Opened 4 months ago

Last modified 4 months ago

#30436 needs_information defect

Visit duration tracking possible in TorBrowser using a favicon which downloads from a server using a connection that's never closed

Reported by: ehsan.akhgari@… Owned by: tbb-team
Priority: Medium Milestone:
Component: Applications/Tor Browser Version:
Severity: Normal Keywords:
Cc: Actual Points:
Parent ID: Points:
Reviewer: Sponsor:

Description

The attack scenario is described here https://twitter.com/davywtf/status/951203191944773632.
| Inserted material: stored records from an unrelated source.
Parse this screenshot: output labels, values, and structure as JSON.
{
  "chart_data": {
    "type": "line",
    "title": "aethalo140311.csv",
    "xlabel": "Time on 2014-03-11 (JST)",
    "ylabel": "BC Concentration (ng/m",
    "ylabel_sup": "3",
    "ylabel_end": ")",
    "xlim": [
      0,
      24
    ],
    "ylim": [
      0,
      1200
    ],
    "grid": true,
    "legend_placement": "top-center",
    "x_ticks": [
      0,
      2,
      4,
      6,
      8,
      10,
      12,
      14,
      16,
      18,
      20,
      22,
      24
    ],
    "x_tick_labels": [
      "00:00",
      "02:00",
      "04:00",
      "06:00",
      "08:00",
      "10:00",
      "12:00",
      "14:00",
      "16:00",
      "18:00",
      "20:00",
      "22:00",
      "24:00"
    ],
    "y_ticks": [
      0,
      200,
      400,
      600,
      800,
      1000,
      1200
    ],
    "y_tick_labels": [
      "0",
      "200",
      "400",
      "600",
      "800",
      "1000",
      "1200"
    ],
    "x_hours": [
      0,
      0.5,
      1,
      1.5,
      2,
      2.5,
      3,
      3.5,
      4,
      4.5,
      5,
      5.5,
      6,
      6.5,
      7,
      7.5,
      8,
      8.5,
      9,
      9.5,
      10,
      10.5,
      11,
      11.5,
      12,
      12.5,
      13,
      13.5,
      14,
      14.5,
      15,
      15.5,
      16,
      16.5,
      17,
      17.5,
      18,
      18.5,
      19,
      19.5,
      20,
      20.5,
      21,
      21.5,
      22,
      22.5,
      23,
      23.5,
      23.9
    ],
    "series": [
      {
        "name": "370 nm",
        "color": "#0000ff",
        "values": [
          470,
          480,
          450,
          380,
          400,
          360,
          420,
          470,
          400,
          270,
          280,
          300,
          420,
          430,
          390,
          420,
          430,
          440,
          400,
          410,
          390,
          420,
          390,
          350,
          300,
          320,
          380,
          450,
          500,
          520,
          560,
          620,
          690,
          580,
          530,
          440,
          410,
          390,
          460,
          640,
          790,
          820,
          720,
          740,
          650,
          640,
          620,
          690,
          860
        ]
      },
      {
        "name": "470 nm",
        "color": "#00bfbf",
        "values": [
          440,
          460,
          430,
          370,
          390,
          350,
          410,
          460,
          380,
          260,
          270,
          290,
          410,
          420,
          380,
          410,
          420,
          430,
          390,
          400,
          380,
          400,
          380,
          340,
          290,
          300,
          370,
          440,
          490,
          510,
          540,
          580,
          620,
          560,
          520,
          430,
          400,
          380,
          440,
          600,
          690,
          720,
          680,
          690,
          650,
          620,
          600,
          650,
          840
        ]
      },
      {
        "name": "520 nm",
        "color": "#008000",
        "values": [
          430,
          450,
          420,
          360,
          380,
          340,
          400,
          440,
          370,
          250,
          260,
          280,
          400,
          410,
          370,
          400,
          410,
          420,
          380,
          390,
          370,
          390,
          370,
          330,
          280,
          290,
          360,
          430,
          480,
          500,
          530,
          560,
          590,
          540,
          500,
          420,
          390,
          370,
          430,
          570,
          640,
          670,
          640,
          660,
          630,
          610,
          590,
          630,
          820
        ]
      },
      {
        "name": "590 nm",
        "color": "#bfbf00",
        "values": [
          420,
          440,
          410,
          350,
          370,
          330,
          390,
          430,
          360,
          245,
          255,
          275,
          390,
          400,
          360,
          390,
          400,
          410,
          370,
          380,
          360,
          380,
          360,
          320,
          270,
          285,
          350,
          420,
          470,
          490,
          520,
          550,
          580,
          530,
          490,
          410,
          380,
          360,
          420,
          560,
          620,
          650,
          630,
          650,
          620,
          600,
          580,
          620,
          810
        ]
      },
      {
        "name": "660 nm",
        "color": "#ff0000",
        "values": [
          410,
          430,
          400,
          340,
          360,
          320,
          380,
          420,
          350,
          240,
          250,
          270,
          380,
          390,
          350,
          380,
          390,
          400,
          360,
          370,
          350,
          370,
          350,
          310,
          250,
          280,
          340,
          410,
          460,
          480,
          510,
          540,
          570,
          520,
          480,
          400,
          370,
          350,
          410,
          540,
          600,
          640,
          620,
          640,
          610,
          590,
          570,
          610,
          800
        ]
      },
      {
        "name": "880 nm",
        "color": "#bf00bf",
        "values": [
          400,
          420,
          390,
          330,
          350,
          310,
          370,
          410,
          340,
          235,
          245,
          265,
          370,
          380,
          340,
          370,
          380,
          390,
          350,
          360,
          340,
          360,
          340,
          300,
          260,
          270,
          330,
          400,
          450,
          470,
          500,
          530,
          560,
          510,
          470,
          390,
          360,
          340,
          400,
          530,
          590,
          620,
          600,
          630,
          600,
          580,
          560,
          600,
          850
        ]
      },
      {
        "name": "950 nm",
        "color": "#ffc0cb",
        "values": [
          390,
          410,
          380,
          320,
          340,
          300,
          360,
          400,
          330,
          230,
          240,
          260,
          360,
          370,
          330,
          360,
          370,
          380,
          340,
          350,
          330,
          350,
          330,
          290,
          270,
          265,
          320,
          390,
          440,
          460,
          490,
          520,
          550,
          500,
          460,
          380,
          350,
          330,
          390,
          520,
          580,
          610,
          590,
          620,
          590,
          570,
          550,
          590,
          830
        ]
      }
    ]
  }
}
The code sample can be found at https://github.com/wybiral/tracker.

Child Tickets

Change History (1)

comment:1 Changed 4 months ago by gk

Component: - Select a componentApplications/Tor Browser
Owner: set to tbb-team
Status: newneeds_information

So, right now I wonder what we should do here and what the threat is. It does seem to me that this technique is a problem for cross-origin tracking with identifiers which we try to defend with First Party Isolation against. But it does not seem to be a fingerprinting technique either.

Moreover, what's the threat here? A malicious first party domain a user is interacting with. What would it gain by measuring the page visit time with that technique? How would it single out me be it either during a particular session of across sessions with _just_ the scenario described in the links in your description (however, I admit this is a neat idea :) ).

Note: See TracTickets for help on using tickets.